At 12:00 three tugs and some motor-sail boats from Tripoli reached the place. Meantime, since the greater part of the shipwreck had been recovered by the units in the convoy, I ordered these units to direct for Tripoli in order to avoid further risks of attack by submarine, leaving in place the Dezza to protect the crafts from Marilibia (Italian Naval Command in Libya) .
Observations and proposals - the circumstances described in which the attack has taken place induce us to assume that the submarine executed a launch at a short distance, probably
utilizing hydrophones. It is possible that the enemy knew of the arrival of the convoy, since it had been attacked the previous evening by a submarine near Pantelleria with the launch
of two torpedoes... ".
The SS Marco Polo, and MV Neptunia and Oceania, as previously said, after the attack of the Unique, continued on to Tripoli entering port at 12:30 PM. They quickly carried out the disembarkation of men and materials and then the three cargo vessels left Tripoli at 5:00 PM of the 21st and reached Naples under the escort of the destroyers Vivaldi, Da Recco, Oriani, Gioberti, Scirocco."

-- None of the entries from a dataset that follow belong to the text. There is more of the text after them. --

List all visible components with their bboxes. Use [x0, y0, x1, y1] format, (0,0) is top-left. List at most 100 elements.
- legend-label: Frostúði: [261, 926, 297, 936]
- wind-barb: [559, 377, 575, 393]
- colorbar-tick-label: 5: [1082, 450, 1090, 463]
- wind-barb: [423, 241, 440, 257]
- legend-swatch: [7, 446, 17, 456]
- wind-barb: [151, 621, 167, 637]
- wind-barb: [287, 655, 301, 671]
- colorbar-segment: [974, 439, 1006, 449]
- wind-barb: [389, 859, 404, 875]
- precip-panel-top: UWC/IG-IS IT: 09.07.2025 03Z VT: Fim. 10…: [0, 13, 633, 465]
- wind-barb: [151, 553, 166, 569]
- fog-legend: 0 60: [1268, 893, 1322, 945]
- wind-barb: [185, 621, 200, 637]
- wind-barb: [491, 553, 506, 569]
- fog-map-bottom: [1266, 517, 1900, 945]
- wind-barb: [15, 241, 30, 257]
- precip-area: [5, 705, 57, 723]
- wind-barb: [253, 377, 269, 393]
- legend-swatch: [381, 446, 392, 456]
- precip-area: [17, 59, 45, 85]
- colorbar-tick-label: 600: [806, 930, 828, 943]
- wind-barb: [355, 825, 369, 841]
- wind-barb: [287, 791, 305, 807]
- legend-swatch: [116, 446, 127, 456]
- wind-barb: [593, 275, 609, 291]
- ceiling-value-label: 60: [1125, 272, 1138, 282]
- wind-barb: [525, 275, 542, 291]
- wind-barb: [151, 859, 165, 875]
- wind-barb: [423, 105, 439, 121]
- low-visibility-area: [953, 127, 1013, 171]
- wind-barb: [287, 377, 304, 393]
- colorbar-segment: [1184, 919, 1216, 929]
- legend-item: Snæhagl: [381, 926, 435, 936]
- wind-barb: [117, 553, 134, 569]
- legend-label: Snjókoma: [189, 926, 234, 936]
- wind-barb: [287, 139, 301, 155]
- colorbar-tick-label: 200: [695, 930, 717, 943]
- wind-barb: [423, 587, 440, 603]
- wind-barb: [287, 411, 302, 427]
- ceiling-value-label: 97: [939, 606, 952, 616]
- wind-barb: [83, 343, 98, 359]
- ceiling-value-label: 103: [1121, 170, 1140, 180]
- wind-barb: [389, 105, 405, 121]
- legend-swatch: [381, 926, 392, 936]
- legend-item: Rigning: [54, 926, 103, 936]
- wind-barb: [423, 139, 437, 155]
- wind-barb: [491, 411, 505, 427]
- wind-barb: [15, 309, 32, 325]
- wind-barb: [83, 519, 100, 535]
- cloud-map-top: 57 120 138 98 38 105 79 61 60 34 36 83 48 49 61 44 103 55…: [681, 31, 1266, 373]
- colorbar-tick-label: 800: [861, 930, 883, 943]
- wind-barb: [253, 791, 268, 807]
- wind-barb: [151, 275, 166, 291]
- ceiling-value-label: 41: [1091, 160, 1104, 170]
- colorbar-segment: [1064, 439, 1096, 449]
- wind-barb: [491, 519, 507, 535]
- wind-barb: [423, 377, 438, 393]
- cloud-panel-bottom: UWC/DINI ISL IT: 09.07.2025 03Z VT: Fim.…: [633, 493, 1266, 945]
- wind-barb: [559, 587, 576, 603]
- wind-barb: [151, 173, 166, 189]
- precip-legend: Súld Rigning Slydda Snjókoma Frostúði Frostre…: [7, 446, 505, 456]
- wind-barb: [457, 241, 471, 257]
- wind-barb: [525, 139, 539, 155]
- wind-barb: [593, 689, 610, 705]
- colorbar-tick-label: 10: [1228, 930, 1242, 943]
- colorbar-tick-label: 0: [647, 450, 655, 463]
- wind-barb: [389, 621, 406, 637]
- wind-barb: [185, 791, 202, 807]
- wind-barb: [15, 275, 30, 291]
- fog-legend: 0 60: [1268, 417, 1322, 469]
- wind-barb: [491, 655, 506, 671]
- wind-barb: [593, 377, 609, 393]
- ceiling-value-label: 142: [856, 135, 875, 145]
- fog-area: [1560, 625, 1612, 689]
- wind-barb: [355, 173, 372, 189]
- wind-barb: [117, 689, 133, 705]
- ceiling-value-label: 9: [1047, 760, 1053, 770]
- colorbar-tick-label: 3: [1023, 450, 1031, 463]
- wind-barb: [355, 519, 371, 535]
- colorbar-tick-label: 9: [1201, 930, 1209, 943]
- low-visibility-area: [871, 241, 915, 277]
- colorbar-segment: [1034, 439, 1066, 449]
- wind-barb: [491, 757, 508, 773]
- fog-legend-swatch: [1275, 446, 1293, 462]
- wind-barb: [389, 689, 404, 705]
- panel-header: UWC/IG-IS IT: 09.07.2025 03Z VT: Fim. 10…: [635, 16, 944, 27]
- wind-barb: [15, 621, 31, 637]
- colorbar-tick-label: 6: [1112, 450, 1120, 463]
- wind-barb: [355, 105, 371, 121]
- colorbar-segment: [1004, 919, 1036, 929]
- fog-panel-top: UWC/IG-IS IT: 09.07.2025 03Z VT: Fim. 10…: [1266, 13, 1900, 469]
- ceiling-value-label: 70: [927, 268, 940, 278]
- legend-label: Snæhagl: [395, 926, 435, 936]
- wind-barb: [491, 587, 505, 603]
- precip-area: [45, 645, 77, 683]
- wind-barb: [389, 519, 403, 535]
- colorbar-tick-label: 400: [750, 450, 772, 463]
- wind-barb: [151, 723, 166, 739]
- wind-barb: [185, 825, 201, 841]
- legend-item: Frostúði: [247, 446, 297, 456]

British Submarine " Unique "
|Builder:||Vickers Armstrong, Barrow-in-Furness|
|Laid down:||30 October 1939|
|Launched:||6 June 1940|
|Commissioned:||27 September 1940|
|Fate:||sunk around 10 October 1942|
Surfaced - 540 tons standard, 630 tons full load
Submerged - 730 tons
|Length:||58.22 m (191 feet)|
|Beam:||4.90 m (16 ft 1 in)|
|Draught:||4.62 m (15 ft 2 in)|
2 shaft diesel-electric
11.25 knots max surfaced
10 knots max submerged
4 bow internal 21 inch torpedo tubes, 2 external
1 - 3 inch gun
HMS Unique was a British U class submarine, of the second group of that class, built by Vickers Armstrong, Barrow-in-Furness. She was laid down on 30 October 1939 and was commissioned on 27 September 1940.
She spent most of her career operating in the Mediterranean from mid 1941 under the command of Captain Arthur Hezlet, where she sank the Italian passenger/cargo ship Fenicia and the Italian troop transport Esperia. She also damaged the Italian cargo ship Arsia, which was later declared a total loss. On 5 January 1942, she made an unsuccessful attack on the Italian battleship Littorio.
Unique left Holy Loch after a refit, for a patrol in the Bay of Biscay on 7 October 1942. She left her escort off the Scillies on the 9th. No more was seen or heard from her after that date. HMS Ursula was in the area on the 10th and reported hearing underwater explosions that led her to believe Unique was under attack although the Germans made no claims to her sinking. She was reported overdue on 24 October 1942 when she failed to arrive at Gibraltar.